JetBrains' Holistic Approach to Collaborative AI
Neural Networks in the Pursuit of Cryptographic Vulnerabilities

While modern cryptography is built upon a foundation of mathematical perfection, the translation of these concepts into executable code often remains the weakest link. This vulnerability served as the catalyst for a recent study by zkSecurity, which deployed its proprietary AI pipeline to scrutinize CIRCL—Cloudflare's experimental cryptographic library. The effort yielded seven confirmed vulnerabilities, the majority of which were rewarded through the company's bug bounty program. However, the true value of this case lies not in the quantity of bugs discovered, but in the analysis of the cognitive capabilities of the models that found them.
The centerpiece of the audit was the discovery of a critical flaw within an encryption scheme governed by intricate access policies. In a flawless implementation, decryption should have been contingent upon a confluence of conditions—for instance, requiring a user's key to align simultaneously with a specific department and a particular geographic region. In essence, it was designed as a vault requiring the simultaneous turn of multiple keys.
However, a single-line coding error compromised the integrity of this "lock." It emerged that a single key sufficed for data access. The vulnerability was compounded by the fact that a service tag—which effectively functioned as the first mandatory key—was present in every token issued to users. Consequently, any access policy became moot: any key holder could decrypt any message. Cloudflare officially classified this incident as critical.
The distribution of labor among the tools was particularly telling. The most perilous vulnerability was unearthed by zkao, zkSecurity's proprietary AI agent specifically engineered for code auditing. The remaining six errors were split between Claude Opus 4.6 and GPT-5.3. Throughout the process, the researchers emphasized the indispensable nature of the "human-in-the-loop" paradigm. While the neural networks generated hypotheses and flagged suspicious code segments, human experts were required to verify actual exploitability and manage the disclosure process. At the current stage of technological evolution, the marginal cost of generating potential bug candidates has plummeted to near zero, yet the level of trust in raw AI-generated reports remains low.
An analysis of model behavior revealed several systemic idiosyncrasies, particularly regarding risk assessment.
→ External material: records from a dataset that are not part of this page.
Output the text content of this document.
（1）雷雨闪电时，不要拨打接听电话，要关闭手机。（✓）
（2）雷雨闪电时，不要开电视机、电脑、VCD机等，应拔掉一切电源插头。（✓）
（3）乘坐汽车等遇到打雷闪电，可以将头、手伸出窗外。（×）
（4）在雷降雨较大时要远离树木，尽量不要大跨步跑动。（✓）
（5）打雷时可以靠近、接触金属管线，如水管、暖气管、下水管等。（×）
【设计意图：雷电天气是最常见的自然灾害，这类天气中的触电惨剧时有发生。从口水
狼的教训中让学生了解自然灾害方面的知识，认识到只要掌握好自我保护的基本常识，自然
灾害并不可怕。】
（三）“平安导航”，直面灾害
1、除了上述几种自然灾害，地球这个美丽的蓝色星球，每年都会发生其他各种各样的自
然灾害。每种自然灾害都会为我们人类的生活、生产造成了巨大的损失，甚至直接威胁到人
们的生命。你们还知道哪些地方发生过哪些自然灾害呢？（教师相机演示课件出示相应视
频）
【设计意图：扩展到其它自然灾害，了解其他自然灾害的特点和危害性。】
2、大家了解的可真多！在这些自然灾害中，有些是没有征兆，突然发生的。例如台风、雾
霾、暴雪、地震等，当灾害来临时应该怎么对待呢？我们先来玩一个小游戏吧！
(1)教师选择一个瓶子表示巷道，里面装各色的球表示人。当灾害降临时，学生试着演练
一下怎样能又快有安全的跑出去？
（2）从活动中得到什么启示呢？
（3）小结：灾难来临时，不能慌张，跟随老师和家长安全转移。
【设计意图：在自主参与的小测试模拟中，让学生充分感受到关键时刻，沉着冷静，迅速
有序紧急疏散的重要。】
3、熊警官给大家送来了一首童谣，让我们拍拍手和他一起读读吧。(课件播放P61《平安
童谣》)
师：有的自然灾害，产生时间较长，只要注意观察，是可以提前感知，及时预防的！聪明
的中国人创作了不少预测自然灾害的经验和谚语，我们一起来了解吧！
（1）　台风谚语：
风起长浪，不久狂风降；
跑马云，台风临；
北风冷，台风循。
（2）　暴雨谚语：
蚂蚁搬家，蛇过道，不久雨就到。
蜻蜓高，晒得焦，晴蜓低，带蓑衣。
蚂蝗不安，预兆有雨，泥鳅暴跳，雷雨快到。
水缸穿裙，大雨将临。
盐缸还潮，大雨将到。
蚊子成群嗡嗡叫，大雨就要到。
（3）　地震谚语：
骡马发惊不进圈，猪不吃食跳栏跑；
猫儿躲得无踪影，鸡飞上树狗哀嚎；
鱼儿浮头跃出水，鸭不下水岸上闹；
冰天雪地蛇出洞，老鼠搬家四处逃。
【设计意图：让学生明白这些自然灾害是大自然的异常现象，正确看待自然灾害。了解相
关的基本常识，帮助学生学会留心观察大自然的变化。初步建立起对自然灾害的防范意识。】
AI demonstrates a fundamental inability to accurately gauge the severity of its own findings. In most instances, models tend to catastrophize trivial errors while underestimating genuinely perilous attack vectors. A prime example was an attack on BLS (Boneh-Lynn-Shacham) aggregate signatures, which was erroneously classified as a medium-severity vulnerability. This confirms the thesis that criticality assessment is a contextual business process requiring human judgment, rather than a simple exercise in code pattern analysis.
Another critical takeaway was the extreme volatility in model performance. During the initial scanning phase, Claude Opus 4.6 played the dominant role, while GPT-5.3 served merely as a reviewer. However, a few weeks later, following updates to Opus 4.7 and GPT-5.4, the situation reversed: GPT became the primary generator of findings, and Claude shifted into a verification role.
This phenomenon suggests that leadership in the realm of automated code analysis can shift with a single model release. For the professional community, this renders brand loyalty to a specific LLM obsolete. An effective pipeline must be modular and agile, allowing for the rapid swapping of "intelligence" layers based on real-time performance metrics.